Home > Kolom Friday, 23 May 2025, 10:30 WIB
Pemangkasan birokrasi, pemberian insentif, dan pembangunan ekosistem pendukung agar industri ini bisa berkompetisi secara sehat demi melanjutkan Poros Maritim.

ShippingCargo.co.id, Jakarta—Pernyataan keras Presiden Prabowo Subianto pada Februari silam, sebagaimana disampaikan oleh adiknya, pengusaha multidimensi Hashim Djojohadikusumo, menyoroti luka lama industri maritim nasional: Mengapa banyak galangan kapal dalam negeri yang menganggur, di tengah melonjaknya permintaan kapal yang justru dipenuhi dari luar negeri?
Kekecewaan ini bukan tanpa alasan,bagaimana bisa negara kepulauan dengan ribuan pelabuhan justru melepas peluang ekonominya ke tangan asing? Ironisnya, BUMN kemaritiman pun tak luput dari kebiasaan memesan kapal ke galangan asing.
Tentu, saat perusahaan maritim indonesia memesan kapal negeri, nilai tambah ekonomi ikut terbang ke negara produsen. Pekerjaan, pendapatan pajak, hingga pengembangan teknologi,semuanya lenyap dari peta domestik.
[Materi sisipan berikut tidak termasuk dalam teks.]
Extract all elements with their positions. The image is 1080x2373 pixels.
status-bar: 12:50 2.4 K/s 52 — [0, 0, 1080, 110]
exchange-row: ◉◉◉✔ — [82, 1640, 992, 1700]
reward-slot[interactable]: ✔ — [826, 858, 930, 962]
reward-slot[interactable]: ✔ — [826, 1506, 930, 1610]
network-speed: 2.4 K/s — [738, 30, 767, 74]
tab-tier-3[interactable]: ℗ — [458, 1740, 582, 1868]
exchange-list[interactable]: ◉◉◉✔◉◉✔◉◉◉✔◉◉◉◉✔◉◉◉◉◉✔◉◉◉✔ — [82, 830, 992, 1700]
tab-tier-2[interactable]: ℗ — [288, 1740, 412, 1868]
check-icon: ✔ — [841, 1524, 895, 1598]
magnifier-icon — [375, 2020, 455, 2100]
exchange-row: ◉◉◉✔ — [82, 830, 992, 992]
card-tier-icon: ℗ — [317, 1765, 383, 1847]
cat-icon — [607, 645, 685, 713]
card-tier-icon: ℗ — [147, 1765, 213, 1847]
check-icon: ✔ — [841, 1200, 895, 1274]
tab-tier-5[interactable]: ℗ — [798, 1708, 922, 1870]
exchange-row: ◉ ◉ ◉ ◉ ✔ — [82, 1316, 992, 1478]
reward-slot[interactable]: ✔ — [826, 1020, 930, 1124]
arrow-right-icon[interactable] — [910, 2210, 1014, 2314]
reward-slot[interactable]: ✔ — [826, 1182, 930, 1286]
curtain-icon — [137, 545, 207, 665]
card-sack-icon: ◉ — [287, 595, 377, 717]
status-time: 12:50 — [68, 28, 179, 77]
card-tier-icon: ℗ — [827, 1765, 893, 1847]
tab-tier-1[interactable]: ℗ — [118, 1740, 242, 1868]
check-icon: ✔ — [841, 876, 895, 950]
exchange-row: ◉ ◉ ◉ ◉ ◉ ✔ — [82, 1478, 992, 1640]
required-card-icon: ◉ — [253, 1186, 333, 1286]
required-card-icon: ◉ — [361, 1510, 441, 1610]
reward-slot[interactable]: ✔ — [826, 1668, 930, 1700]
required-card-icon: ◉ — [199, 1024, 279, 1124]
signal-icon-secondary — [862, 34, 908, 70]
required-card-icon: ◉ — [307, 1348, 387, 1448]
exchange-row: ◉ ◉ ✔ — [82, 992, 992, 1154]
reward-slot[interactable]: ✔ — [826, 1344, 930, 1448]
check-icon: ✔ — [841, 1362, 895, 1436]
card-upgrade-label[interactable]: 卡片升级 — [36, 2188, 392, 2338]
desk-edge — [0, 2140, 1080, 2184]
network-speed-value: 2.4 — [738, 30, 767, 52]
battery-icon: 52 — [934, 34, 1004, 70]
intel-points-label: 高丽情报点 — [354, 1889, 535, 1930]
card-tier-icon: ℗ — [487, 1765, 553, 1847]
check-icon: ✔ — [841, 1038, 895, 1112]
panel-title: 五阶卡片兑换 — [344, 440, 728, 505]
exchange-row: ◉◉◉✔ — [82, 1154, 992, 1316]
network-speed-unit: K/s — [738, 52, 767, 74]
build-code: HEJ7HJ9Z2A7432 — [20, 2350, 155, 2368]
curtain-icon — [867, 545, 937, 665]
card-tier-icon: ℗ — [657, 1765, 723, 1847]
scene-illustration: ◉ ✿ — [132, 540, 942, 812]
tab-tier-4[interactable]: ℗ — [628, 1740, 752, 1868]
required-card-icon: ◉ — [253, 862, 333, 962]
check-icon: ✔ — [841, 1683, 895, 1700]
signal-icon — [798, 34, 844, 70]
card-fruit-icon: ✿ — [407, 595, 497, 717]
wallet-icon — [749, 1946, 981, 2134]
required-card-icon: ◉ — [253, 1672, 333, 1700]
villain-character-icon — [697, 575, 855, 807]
Ketua Umum Iperindo, Anita Puji Utami, menyatakan bahwasanya galangan kapal kita punya kapasitas membangun 900 kapal per tahun, per rilis pers DPP INSA (Indonesian National Shipowners' Association) pada Februari silam. Dock space untuk perawatan ,pun mencapai 24.000 kapal per tahun.
Sayangnya, semua itu seperti mesin besar yang dibiarkan di posisi idle, padahal mereka-lah yang telah membuktikan kalau Indonesia bisa membangun kapal mulai dari kapal tanker, kargo, mengingat Indonesia saat ini masih harus impor kapal perang berukuran masif dan tentunya masih harus mendapat lungsuran kapal selam dari negara lain— yang jumlahnya tentu tidak memadai dengan luas wilayah perairan Indonesia. Artinya, kapasitas dan kompetensi sudah ada, yang kurang hanya kepercayaan dan kebijakan konsisten dari para pemilik proyek.
Argumentasi bahwa kapal asing lebih murah tentu perlu dicermati. Memang benar harga kapal luar lebih kompetitif, tapi di balik itu terdapat sistem perizinan dan biaya produksi lokal yang membebani produsen kapal. Jika akar masalahnya regulasi, maka di situlah letak solusi: pangkas birokrasi, berikan insentif, dan bangun ekosistem pendukung agar industri ini bisa berkompetisi secara sehat.
Pesan Prabowo jelas: pembangunan kapal harus dilakukan di dalam negeri. Sudah waktunya kementerian, lembaga, dan BUMN menjadikan galangan kapal Indonesia sebagai mitra utama, bukan opsi cadangan. Dengan begitu, kita tak hanya membangun kapal—tapi juga menggerakkan ekonomi, menyerap tenaga kerja, dan menjaga kedaulatan industri maritim nasional**.